Parmi les bourreaux de Valentin, deux ont été diagnostiqués psychopathes. Des récidivistes en puissance ? © ERIC LALMAND/BELGAIMAGE

Valentin tout seul

Que retenir, quelles leçons tirer des affaires Valentin, Dutroux ou Nemmouche qui, cette année encore, ont rappelé que des psychopathes dangereux sont parmi nous ?

Durant le procès d’assises des cinq bourreaux de Valentin Vermeesch, il a fallu avoir le coeur solide pour écouter l’énumération des sévices infligés au jeune déficient mental : Valentin, 18 ans, a été battu, torturé, drogué, brûlé à la cigarette, arrosé d’essence, humilié et violé dans un appartement de Statte, tout près de Huy, et finalement précipité menotté dans la Meuse. Son calvaire a duré des heures. C’était le soir du 26 mars 2017. Son corps a été retrouvé trois semaines plus tard. Ses assassins étaient jeunes, eux aussi, autour de la vingtaine. Le procès de l’horreur qui s’est tenu à Liège, au printemps, s’est terminé par le prononcé de très lourdes peines.

Le meneur, Alexandre Hart, a écopé de la perpétuité avec une mise à disposition du tribunal d’application des peines de 15 ans, qui constitue une peine complémentaire lorsque la peine principale arrive à échéance. Idem pour son âme damnée, Belinda Donnay, mais sans mise à disposition. Killian Wilmet, mineur au moment des faits, a été condamné à 29 ans, avec mise à disposition de 15 ans. De telles peines pour des condamnés aussi jeunes, c’est du jamais-vu en Belgique. Elles sont même plus lourdes que celles infligées aux protagonistes de l’affaire qui a marqué les esprits au fer rouge, au-delà même de nos frontières, dans les années 1990. L’affaire Dutroux.

En effet, le  » monstre de Marcinelle  » a été condamné, en 2004, à la perpétuité avec une mise à disposition de 10 ans. Ce délai maximum a été porté à 15 ans en 2012, par une nouvelle loi (sans effet rétroactif sur les condamnations déjà prononcées), au moment où Michelle Martin a été libérée sous conditions. L’ex-femme et principale complice de Dutroux avait, contrairement à Belinda, échappé à la perpétuité et écopé de 30 ans. Michel Lelièvre, condamné pour sa complicité dans l’enlèvement de Sabine, Laetitia, An et Eefje (la justice n’a pas reconnu sa responsabilité dans le rapt de Julie et Mélissa) s’était vu infliger 25 ans de prison. En septembre, celui que les experts psychiatres avaient qualifié de  » petit psychopathe  » a obtenu, deux ans avant le terme, sa libération conditionnelle.

En équilibre précaire

Tant dans l’affaire Dutroux que celle de Valentin, plusieurs des condamnés ont été diagnostiqués comme ayant une personnalité psychopathique, c’est-à-dire caractérisée par le sadisme, la froideur émotionnelle, un narcissisme extrême, une faculté de manipulation et un manque total d’empathie. Pour les psychopathes les plus sévères, qualifiés de  » primaires  » par les experts, on sait que ces traits de personnalité sont irréversibles, en tout cas une fois atteint l’âge adulte. Des expériences sont menées pour apprendre aux psychopathes, mêmes primaires, à satisfaire leurs besoins sans commettre d’infraction, donc sans récidiver, mais elles offrent encore peu de résultats.

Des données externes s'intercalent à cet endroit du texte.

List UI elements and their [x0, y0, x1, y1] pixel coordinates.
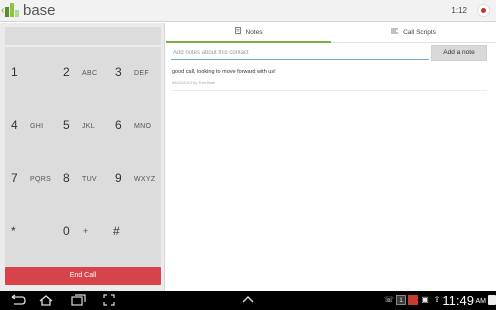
key-letters: JKL: [82, 123, 95, 130]
action-bar: ‹ base 1:12: [0, 0, 496, 22]
key-digit: #: [113, 224, 120, 238]
system-clock-ampm: AM: [475, 298, 487, 305]
number-display[interactable]: [5, 27, 161, 45]
phone-icon: ☏: [384, 295, 395, 304]
notes-input[interactable]: [171, 46, 429, 60]
key-digit: 1: [11, 65, 18, 79]
upload-icon: ⇪: [433, 295, 441, 304]
tab-bar: Notes Call Scripts: [166, 23, 496, 43]
note-meta: 06/21/2013 by Tom Burk: [172, 80, 216, 85]
note-text: good call, looking to move forward with …: [172, 69, 276, 75]
system-clock: 11:49: [442, 293, 474, 308]
key-0[interactable]: 0 +: [57, 206, 109, 259]
back-arrow-icon[interactable]: [8, 294, 26, 307]
key-digit: 2: [63, 65, 70, 79]
screenshot-icon[interactable]: [103, 294, 115, 307]
dialer-panel: 1 2 ABC 3 DEF 4 GHI 5 JKL 6 MNO 7 PQRS 8: [0, 23, 165, 291]
key-6[interactable]: 6 MNO: [109, 100, 161, 153]
key-star[interactable]: *: [5, 206, 57, 259]
note-item: good call, looking to move forward with …: [171, 67, 487, 91]
chevron-left-icon[interactable]: ‹: [1, 5, 4, 17]
image-icon: ▣: [421, 295, 429, 304]
key-letters: WXYZ: [134, 176, 156, 183]
list-icon: [391, 23, 399, 42]
back-icon[interactable]: [38, 294, 54, 307]
document-icon: [234, 23, 241, 42]
key-letters: MNO: [134, 123, 152, 130]
notification-icon: 1: [396, 295, 406, 305]
key-plus-label: +: [83, 226, 89, 236]
key-digit: 3: [115, 65, 122, 79]
keypad: 1 2 ABC 3 DEF 4 GHI 5 JKL 6 MNO 7 PQRS 8: [5, 47, 161, 283]
tab-call-scripts-label: Call Scripts: [403, 29, 436, 36]
key-digit: 4: [11, 118, 18, 132]
tab-notes-label: Notes: [245, 29, 263, 36]
key-8[interactable]: 8 TUV: [57, 153, 109, 206]
key-7[interactable]: 7 PQRS: [5, 153, 57, 206]
media-icon: [408, 295, 418, 305]
system-nav-bar: ☏ 1 ▣ ⇪ 11:49 AM: [0, 291, 496, 310]
key-3[interactable]: 3 DEF: [109, 47, 161, 100]
tab-notes[interactable]: Notes: [166, 23, 331, 43]
key-digit: 8: [63, 171, 70, 185]
key-letters: GHI: [30, 123, 44, 130]
call-timer: 1:12: [451, 6, 467, 15]
key-digit: 9: [115, 171, 122, 185]
end-call-button[interactable]: End Call: [5, 267, 161, 285]
key-digit: *: [11, 224, 16, 238]
up-arrow-icon[interactable]: [242, 294, 254, 307]
key-9[interactable]: 9 WXYZ: [109, 153, 161, 206]
tab-call-scripts[interactable]: Call Scripts: [331, 23, 496, 43]
key-2[interactable]: 2 ABC: [57, 47, 109, 100]
key-digit: 7: [11, 171, 18, 185]
key-5[interactable]: 5 JKL: [57, 100, 109, 153]
key-letters: TUV: [82, 176, 97, 183]
app-title: base: [23, 2, 56, 19]
recent-apps-icon[interactable]: [71, 294, 86, 307]
key-letters: ABC: [82, 70, 98, 77]
key-letters: DEF: [134, 70, 149, 77]
record-icon[interactable]: [477, 4, 490, 17]
base-logo-icon[interactable]: [5, 3, 19, 18]
add-note-button[interactable]: Add a note: [431, 45, 487, 61]
key-hash[interactable]: #: [109, 206, 161, 259]
key-digit: 5: [63, 118, 70, 132]
battery-icon: [488, 295, 496, 305]
key-digit: 6: [115, 118, 122, 132]
key-digit: 0: [63, 224, 70, 238]
key-1[interactable]: 1: [5, 47, 57, 100]
key-4[interactable]: 4 GHI: [5, 100, 57, 153]
key-letters: PQRS: [30, 176, 52, 183]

Or, les psychopathes sont considérés comme pénalement responsables de leurs actes, qu’ils ne commettent pas sur un coup de folie mais souvent de manière préméditée. C’est le cas de Mehdi Nemmouche, l’auteur de l’attentat du Musée juif de Belgique à Bruxelles (quatre morts), condamné, en mars, à la perpétuité, avec mise à disposition de 15 ans. Ce  » psychopathe « , tel que qualifié par l’avocat général, a minutieusement préparé son forfait. Cela pose un problème cornélien : puisqu’ils dépendent de la procédure pénale, ces  » irrécupérables  » ont, comme Dutroux actuellement, la possibilité de demander une libération conditionnelle, au bout d’un certain délai, même fort long. Paradoxe ? Hypocrisie du système ?

A moins de rétablir les peines incompressibles et donc la perpétuité réelle – ce qui, selon la Cour européenne de Strasbourg, est contraire aux droits de l’homme -, il faudra bien un jour que la Belgique, comme ses voisins européens d’ailleurs, imagine un statut particulier et une forme d’incarcération originale pour ces assassins-là, pour ne plus être en équilibre précaire entre l’inévitable respect des droits de l’homme et l’incontournable pression de l’opinion.